Do not run KayaDB as a production system yet. If you still run a production-like experiment:
- wrap client and Raft traffic with mTLS or a private encrypted tunnel,
- use filesystem or block-device encryption for data at rest,
- run under an unprivileged service account,
- back up the full data directory before upgrades or experiments,
- keep a rollback plan,
- document which security controls live outside KayaDB.
Inspection commands are designed for local operators and debugging.
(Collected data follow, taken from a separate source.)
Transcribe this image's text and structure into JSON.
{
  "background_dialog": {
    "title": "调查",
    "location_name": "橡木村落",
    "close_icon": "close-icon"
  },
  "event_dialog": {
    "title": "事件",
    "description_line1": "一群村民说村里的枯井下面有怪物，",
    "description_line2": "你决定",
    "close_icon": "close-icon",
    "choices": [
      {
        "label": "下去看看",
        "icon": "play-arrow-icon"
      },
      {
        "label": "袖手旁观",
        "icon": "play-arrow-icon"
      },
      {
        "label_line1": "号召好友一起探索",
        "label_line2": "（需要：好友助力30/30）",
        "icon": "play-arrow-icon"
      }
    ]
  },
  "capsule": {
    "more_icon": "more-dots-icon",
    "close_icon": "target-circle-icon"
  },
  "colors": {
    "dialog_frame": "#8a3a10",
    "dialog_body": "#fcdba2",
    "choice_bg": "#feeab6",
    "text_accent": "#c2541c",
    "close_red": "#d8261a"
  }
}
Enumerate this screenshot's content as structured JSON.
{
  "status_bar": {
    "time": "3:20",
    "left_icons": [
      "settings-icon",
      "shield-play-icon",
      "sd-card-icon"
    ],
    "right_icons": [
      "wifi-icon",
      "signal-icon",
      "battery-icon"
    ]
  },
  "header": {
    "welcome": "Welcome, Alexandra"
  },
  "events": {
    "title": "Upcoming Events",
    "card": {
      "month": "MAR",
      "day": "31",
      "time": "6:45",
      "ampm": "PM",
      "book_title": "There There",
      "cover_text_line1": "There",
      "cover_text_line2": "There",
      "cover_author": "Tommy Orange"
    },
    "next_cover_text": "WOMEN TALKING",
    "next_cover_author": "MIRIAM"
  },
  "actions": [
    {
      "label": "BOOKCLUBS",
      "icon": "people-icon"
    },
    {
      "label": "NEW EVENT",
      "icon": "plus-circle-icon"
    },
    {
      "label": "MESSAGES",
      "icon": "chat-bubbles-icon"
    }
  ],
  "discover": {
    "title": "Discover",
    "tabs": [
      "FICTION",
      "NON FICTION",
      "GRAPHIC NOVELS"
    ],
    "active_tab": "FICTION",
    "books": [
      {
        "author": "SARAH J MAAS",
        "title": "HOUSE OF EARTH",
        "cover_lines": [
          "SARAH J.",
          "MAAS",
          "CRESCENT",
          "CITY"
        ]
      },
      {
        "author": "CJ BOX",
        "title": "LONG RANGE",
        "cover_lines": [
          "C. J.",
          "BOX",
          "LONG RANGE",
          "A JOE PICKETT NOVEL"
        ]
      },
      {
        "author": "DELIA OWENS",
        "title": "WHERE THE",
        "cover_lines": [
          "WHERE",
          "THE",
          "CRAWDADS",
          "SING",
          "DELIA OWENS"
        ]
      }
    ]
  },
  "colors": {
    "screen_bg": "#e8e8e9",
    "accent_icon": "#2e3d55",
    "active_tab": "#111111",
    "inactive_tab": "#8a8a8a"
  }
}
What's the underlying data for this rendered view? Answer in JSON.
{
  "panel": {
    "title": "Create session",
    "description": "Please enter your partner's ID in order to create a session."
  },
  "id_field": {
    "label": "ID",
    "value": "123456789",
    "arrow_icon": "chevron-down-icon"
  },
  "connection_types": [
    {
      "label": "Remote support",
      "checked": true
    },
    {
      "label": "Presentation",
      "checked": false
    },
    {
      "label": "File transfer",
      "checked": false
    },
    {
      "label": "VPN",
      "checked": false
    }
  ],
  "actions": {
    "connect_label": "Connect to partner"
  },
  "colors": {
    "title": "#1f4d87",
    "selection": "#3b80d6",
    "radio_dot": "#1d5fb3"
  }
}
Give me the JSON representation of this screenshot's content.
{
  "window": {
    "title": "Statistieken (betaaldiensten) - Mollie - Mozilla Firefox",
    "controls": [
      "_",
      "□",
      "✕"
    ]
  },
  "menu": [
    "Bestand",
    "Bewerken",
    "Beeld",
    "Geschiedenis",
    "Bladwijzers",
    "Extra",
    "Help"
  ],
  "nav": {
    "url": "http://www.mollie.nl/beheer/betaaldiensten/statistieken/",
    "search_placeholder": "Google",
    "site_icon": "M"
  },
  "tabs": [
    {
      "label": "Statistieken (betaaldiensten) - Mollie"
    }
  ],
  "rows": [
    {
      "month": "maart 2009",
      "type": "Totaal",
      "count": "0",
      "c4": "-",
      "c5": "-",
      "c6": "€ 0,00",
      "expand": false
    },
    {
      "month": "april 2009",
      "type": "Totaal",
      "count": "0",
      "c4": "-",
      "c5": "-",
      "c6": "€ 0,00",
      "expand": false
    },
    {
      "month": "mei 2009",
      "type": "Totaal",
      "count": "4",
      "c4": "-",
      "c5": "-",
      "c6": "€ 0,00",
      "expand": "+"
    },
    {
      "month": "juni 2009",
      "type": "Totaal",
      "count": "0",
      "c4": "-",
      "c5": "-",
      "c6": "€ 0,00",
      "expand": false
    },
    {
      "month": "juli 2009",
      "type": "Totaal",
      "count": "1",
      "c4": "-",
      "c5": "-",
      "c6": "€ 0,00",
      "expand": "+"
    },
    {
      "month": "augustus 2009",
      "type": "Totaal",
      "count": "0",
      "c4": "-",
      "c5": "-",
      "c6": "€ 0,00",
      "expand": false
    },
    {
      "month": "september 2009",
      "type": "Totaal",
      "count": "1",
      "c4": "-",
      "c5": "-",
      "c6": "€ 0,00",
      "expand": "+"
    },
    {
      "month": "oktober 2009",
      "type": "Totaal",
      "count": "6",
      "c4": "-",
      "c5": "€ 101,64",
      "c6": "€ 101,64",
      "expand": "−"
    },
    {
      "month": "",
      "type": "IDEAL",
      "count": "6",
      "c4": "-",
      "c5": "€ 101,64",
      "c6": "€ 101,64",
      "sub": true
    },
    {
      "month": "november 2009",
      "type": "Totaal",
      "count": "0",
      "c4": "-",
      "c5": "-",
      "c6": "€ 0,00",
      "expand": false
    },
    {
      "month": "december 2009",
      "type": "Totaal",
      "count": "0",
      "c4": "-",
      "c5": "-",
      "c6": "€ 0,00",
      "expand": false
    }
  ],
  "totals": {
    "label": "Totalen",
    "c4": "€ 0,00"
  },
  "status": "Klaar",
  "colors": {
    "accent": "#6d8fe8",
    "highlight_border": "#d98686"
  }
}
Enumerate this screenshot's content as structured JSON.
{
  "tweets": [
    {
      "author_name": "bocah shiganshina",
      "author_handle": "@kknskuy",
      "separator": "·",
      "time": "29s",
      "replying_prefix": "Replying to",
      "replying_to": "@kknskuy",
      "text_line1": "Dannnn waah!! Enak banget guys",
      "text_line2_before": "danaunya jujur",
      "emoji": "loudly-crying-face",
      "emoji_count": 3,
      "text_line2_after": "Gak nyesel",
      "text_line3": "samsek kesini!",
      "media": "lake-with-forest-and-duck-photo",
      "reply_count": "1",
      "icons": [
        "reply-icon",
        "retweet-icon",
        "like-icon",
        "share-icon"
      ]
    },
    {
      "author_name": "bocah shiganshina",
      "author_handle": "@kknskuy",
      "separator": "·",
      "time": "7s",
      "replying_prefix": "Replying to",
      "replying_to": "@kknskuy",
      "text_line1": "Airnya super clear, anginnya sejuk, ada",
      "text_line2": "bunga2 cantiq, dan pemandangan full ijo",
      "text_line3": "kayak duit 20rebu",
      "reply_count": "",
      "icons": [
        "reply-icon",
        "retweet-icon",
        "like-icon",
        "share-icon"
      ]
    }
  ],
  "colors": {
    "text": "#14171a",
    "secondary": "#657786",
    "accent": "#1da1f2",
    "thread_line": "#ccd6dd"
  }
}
Treat their output as sensitive because it may include keys, values, paths, and operational metadata.
Recommended workflow after an unclean shutdown:
- Stop the node.
- Copy the data directory if you need forensic evidence.
- Run
kayactl --data <dir> recover --dry-run --json. - Inspect WAL/manifest/SSTable files only on trusted machines.
- Restart the node only after the recovery report is understood.
Never paste inspection output from real datasets into public issue trackers unless you have scrubbed secrets and user data.
M13 delivers operator-token auth for membership ops, native TLS (feature-gated), durable Raft snapshots, and documented day-2 runbooks. The items below are explicitly accepted risks for M13 — not correctness bugs. Mitigate them with infrastructure controls documented in sections 2–5.
| Gap | Status | Mitigation (operator responsibility) | Code / docs reference |
|---|---|---|---|
| Full authZ for all client ops (GET/PUT/DELETE/SCAN) | Accepted risk | Firewall client ports; mTLS sidecar or native TLS; app-layer auth in front of KayaDB | Operator token enforces only opcodes 7/8: crates/kaya-server/src/cluster.rs (admin opcode handler ~L934) |
| Data at rest encryption | Accepted risk | LUKS/DM-Crypt, BitLocker, or encrypted block volumes on the data directory | Section 4 above; no engine-level encryption |
| Multi-tenant isolation | Accepted risk | One cluster per tenant; network segmentation; separate credentials per deployment | No tenant IDs in engine or protocol |
| Client cert enforcement on every connection | Accepted risk (partial impl.) | Enable native TLS with CA (require_client_cert: true when --tls-ca set); or ghostunnel --allow-cn |
crates/kaya-server/src/main.rs, crates/kaya-net/src/transport.rs |
| Compliance-grade audit logging | Accepted risk | Ship node logs + kayactl status --json to your SIEM; ghostunnel access logs for mTLS |
No structured audit trail in engine |
| Hardened remote admin API | Accepted risk | Restrict kayactl to bastion/VPN; require --operator-token for membership |
kayactl over client protocol only |
No known correctness gaps are listed as accepted risk. Remaining items are deployment hardening, not storage or consensus defects.
Native TLS + operator token provide transport encryption and basic admin auth. Firewall rules, mTLS (native or sidecar), and operator token remain mandatory for any production-like deployment.